Его всегда ждали. Не спрашивали — кто? Не заглядывали в глазок (его и не было), а просто открывалась дверь и он оказывался в сильном, почти мужском охвате тонюсеньких прозрачных рук. «Ты почему никогда не спрашиваешь — кто?». «Я знаю». «А если это не я?». «Больше некому, я тебя чувствую». «По запаху, что ли?». «А ты не смейся: собаки же чувствуют».

Потом всегда бывал ужин, горячий, с разносолами, он жадно ел (приходил по обыкновению голодный), она подкладывала, суетилась, хохотала над его рассказами, подливала сухое красное…

В постели Нина вела себя по-хозяйски, всегда брала инициативу на себя и никогда не была одинаковой. Он потому, наверное, и ездил к ней, что хотел узнать: а ещё-то как? И тот день — первое мая 2006-го — запомнился странностью: она до изнеможения долго не впускала его, готового, выскальзывала, изворачивалась, поднимая к облакам и безжалостно ударяя о землю, и нужны были ещё и ещё, до изнеможения, новые усилия, чтобы напрягать исчезающую твердь и насыщать ноющее, больное, жаждущее взрыва желание.

До дома он добирался долго.

Сначала раздражали не переключённые на мигалки светофоры. Их было до глупости много (ночью это особенно бросалось в глаза) и все сговорились против него. А когда наплевал на осторожность и несколько раз проскочил на красный, выяснилось, что спешит он напрасно, перекрыли тоннель, надо объезжать через кольцевую, а это как минимум минут тридцать, если не больше. Значит, дома в лучшем случае в начале первого. Чёрт! День неудач. Скандала, конечно, не будет, не Женькино хобби, но тоски в глазах и вселенской скорби не избежать.

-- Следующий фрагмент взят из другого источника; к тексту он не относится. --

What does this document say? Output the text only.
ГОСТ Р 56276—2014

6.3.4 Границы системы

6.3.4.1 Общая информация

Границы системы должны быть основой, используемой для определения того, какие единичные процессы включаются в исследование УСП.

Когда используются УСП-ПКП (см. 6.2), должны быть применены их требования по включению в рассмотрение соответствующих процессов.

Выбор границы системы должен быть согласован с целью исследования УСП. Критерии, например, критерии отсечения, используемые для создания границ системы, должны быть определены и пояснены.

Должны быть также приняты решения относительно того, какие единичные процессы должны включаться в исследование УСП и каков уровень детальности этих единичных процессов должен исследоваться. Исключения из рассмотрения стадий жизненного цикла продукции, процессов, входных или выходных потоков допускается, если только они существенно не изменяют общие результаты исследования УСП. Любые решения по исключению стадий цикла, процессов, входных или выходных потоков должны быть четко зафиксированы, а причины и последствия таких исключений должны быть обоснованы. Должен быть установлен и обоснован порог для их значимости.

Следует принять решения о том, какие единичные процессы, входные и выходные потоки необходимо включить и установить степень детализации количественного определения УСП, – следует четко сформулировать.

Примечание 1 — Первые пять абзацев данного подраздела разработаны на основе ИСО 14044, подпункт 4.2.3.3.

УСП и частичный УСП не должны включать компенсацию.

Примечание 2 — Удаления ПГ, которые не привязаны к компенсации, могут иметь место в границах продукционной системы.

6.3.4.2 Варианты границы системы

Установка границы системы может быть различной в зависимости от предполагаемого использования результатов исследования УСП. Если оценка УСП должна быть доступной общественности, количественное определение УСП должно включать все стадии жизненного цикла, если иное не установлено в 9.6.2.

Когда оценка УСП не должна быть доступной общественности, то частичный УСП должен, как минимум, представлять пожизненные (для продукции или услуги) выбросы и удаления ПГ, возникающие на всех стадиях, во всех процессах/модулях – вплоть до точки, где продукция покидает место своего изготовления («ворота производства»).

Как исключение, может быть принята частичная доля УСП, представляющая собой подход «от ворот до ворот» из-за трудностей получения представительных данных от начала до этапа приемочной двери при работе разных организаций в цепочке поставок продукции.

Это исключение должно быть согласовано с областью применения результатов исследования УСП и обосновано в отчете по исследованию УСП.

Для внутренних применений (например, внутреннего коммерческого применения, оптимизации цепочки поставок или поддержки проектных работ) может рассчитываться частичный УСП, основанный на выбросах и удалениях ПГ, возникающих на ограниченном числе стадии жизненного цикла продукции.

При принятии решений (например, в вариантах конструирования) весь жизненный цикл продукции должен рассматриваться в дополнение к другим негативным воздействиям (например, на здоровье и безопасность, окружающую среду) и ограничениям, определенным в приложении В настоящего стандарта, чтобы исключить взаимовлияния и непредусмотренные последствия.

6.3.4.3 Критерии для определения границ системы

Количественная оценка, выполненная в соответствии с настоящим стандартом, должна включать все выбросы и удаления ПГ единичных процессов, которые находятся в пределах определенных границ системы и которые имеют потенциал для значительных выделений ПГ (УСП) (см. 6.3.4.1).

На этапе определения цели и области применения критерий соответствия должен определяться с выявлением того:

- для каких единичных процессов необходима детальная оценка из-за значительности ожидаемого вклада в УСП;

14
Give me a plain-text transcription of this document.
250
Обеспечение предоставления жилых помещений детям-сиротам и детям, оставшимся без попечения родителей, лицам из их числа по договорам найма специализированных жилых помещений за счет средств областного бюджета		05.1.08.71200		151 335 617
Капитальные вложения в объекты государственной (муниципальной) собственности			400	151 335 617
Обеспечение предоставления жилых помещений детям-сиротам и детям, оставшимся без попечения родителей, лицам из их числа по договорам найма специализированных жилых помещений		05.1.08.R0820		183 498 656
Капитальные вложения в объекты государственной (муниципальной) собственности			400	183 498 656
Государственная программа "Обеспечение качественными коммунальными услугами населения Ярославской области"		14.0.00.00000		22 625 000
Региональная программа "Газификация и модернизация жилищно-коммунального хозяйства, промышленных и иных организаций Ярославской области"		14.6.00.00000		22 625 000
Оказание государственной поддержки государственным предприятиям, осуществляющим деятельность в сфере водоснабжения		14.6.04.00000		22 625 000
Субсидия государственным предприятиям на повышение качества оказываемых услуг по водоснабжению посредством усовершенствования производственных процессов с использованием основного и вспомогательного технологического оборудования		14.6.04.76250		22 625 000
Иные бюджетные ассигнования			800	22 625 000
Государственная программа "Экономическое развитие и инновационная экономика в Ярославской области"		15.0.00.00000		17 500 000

Всякий раз, возвращаясь домой после подобных свиданий, он не испытывал ничего, кроме искренней ненависти к себе. Чёрт, чёрт, чёрт и ещё раз чёрт! Зачем ставить себя в унизительное положение? Добро бы эти отвлечения хоть малейшей толикой касались того, что у нормальных людей расположено в левой половине груди, а не ниже пояса, это ещё при большой любви к себе можно было понять. Так нет же! Ничего подобного — так, небольшой адюльтер: было, прошло и слава богу. А дома опять врать, изворачиваться, бить себя в грудь, что-то доказывать. И она знает, что ложь, не хочет слушать, не может: «Не мучай меня, Дима, умоляю, не добивай, только позвонил бы, я волновалась, места себе не находила. Пришёл — и ладно, ложись, утро вечера…». И он знает, что эти клятвы бессмысленны, глупы, отвратительны. И на душе становилось мерзко, ненависть к себе тошнотой подступала к горлу.

Подобные приступы случались с ним часто, но, к счастью, особой продолжительностью не отличались. Утром же, как правило, туман рассеивался, выглядывало солнышко, оттепляло последние льдинки.